Проблема индивидуального творчества, т.е. то, что игнорировала культурно-историческая школа и над чем Александр Веселовский задумался по-настоящему лишь в конце своего творческого пути, для Потебни с самого начала стала в центре его исследований

3.3. Индивидуальность и преемственность в искусстве слова.

В понимании проблемы индивидуального в искусстве слова Потебней можно выделить разные аспекты. Абсолютно, стопроцентно индивидуального произведения словесного искусства не бывает. Потому хотя бы, что искусство создается из элементов общенародного языка и при помощи элементов собственного «языка» искусства, т.е. системы средств и приемов художественного выражения. А язык как таковой, язык народа, нации и всех его разновидностей (диалектов, жаргонов и т.п.) есть, по Потебне, стихия поэзии, в нем разлита поэтичность.

Отсюда ПЕРВЫЙ аспект понимания художественной индивидуальности Потебней: если элементы поэтического мышления свойственны, хотя и в разной мере, каждому человеку, владеющему и пользующемуся языком, то индивидуальность поэта есть прежде всего превышение этой обычной, средней меры, индивидуальность есть, следовательно, концентрация поэтического в языке и мышлении отдельного человека. Поэтому, с точки зрения Потебни, поэт отличается от обычного человека так же, как грозовой разряд отличается от атмосферного электричества, которое всегда есть в атмосфере; в сущности, это одно и то же атмосферное электричество в разной степени концентрации и в разной форме проявления. «Личность поэта исключительна лишь потому, что в ней в большей сосредоточенности находятся те элементы, которые находятся и в понимающем его произведения» [544]. И как грозы и молнии бывают бесконечно разнообразными по силе и формам, так могут разниться между собою поэтические индивидуальности. А поэтому определение поэзии как таковой (т.е. самое общее), считал Потебня, «не должно заключать в себе никаких указок на содержание и достоинство образа» [333], а указывать лишь на то, что отличает поэтическое мышление от непоэтического, поэтическое слово от «прозаического».

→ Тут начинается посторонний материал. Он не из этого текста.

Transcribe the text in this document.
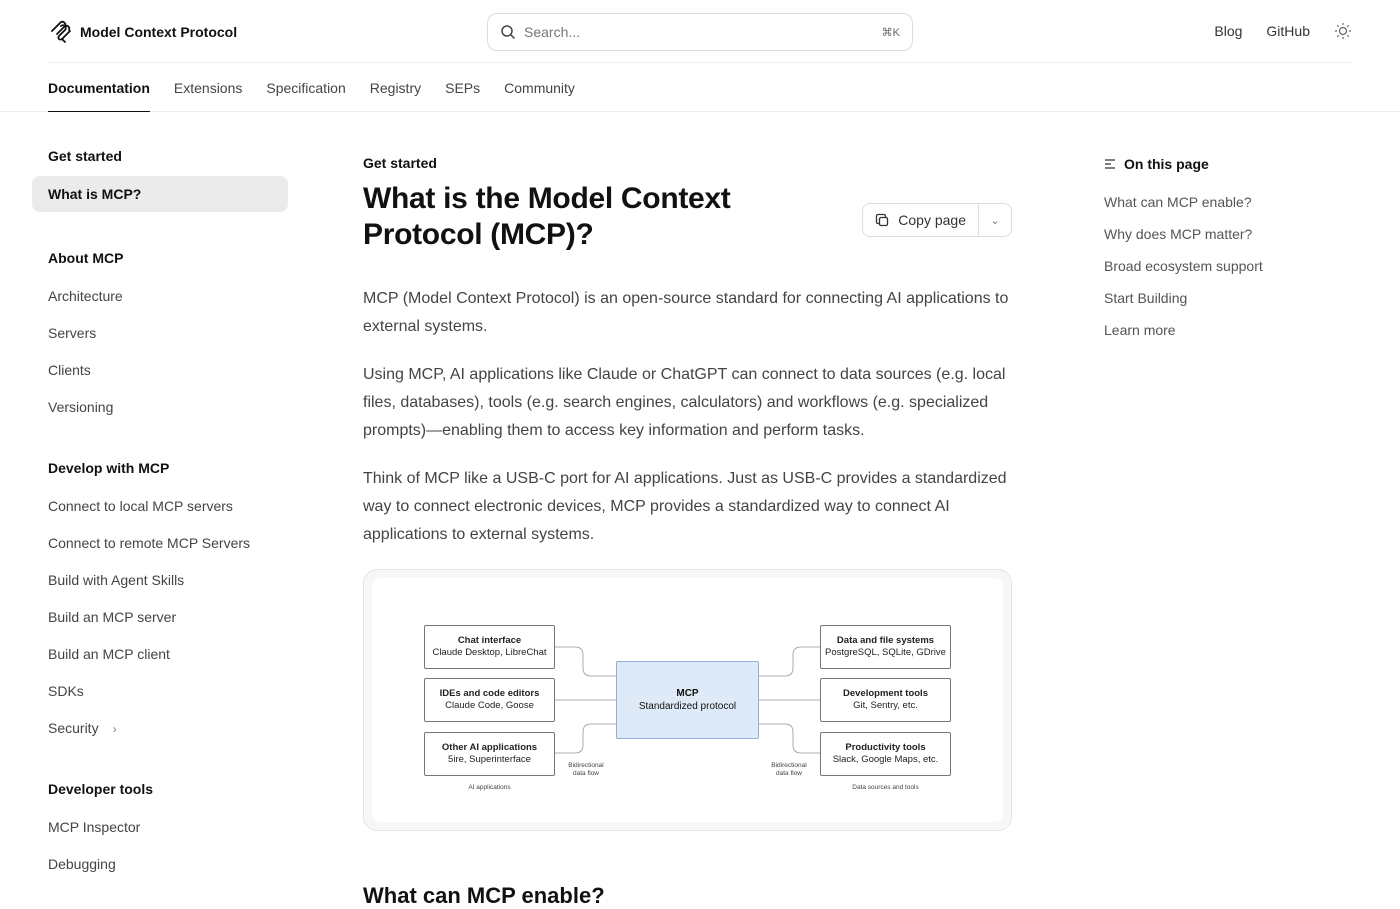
Model Context Protocol	Search...	⌘K	Blog GitHub
Documentation Extensions Specification Registry SEPs Community
Get started
What is MCP?
About MCP
Architecture
Servers
Clients
Versioning
Develop with MCP
Connect to local MCP servers
Connect to remote MCP Servers
Build with Agent Skills
Build an MCP server
Build an MCP client
SDKs
Security ›
Developer tools
MCP Inspector
Debugging
Get started
What is the Model Context Protocol (MCP)?	Copy page	⌄

MCP (Model Context Protocol) is an open-source standard for connecting AI applications to external systems.

Using MCP, AI applications like Claude or ChatGPT can connect to data sources (e.g. local files, databases), tools (e.g. search engines, calculators) and workflows (e.g. specialized prompts)—enabling them to access key information and perform tasks.

Think of MCP like a USB-C port for AI applications. Just as USB-C provides a standardized way to connect electronic devices, MCP provides a standardized way to connect AI applications to external systems.

Chat interface
Claude Desktop, LibreChat
IDEs and code editors
Claude Code, Goose
Other AI applications
5ire, Superinterface
MCP
Standardized protocol
Data and file systems
PostgreSQL, SQLite, GDrive
Development tools
Git, Sentry, etc.
Productivity tools
Slack, Google Maps, etc.
Bidirectional data flow
Bidirectional data flow
AI applications	Data sources and tools
What can MCP enable?
On this page
What can MCP enable?
Why does MCP matter?
Broad ecosystem support
Start Building
Learn more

Другая сторона вопроса заключается в том, что и язык как таковой, и язык искусства (в смысле приемов условности) существуют ДО конкретного, отдельного поэта, помимо него, вне и независимо от него – к тому моменту, когда он начинает создавать свои произведения. Он лишь вносит в него элемент индивидуального – тем больший, чем больше концентрация поэтического начала в его мышлении. Но доля индивидуального в творениях поэзии гораздо меньше, чем доля традиционного. Много ли неологизмов может изобрести писатель, даже если он большой любитель этого занятия, даже если он Маяковский или Солженицын? Много ли слов, изобретенных «будетлянином» Хлебниковым, осталось после него и вошло в арсенал поэтического языка? Много ли «заумных» стихов кубофутуристов или обэриутов знают и помнят люди, если они не филологи-специалисты? И почему рядом с такими индивидуальностями не тускнеют творения, допустим, Пушкина или Есенина, которые вовсе не увлекались изобретением слов, а пользовались обычными словами общенародного языка? Отсюда ВТОРОЙ аспект понимания поэтической индивидуальности Потебней. Индивидуальность заключается не столько в отказе от традиции, не столько в изобретательстве новых слов и форм, сколько в способности к использованию и трансформации, видоизменению традиционного, преемственного. Противоборство устойчивости и изменчивости, традиционного и индивидуального в художественном образе есть закон развития поэзии.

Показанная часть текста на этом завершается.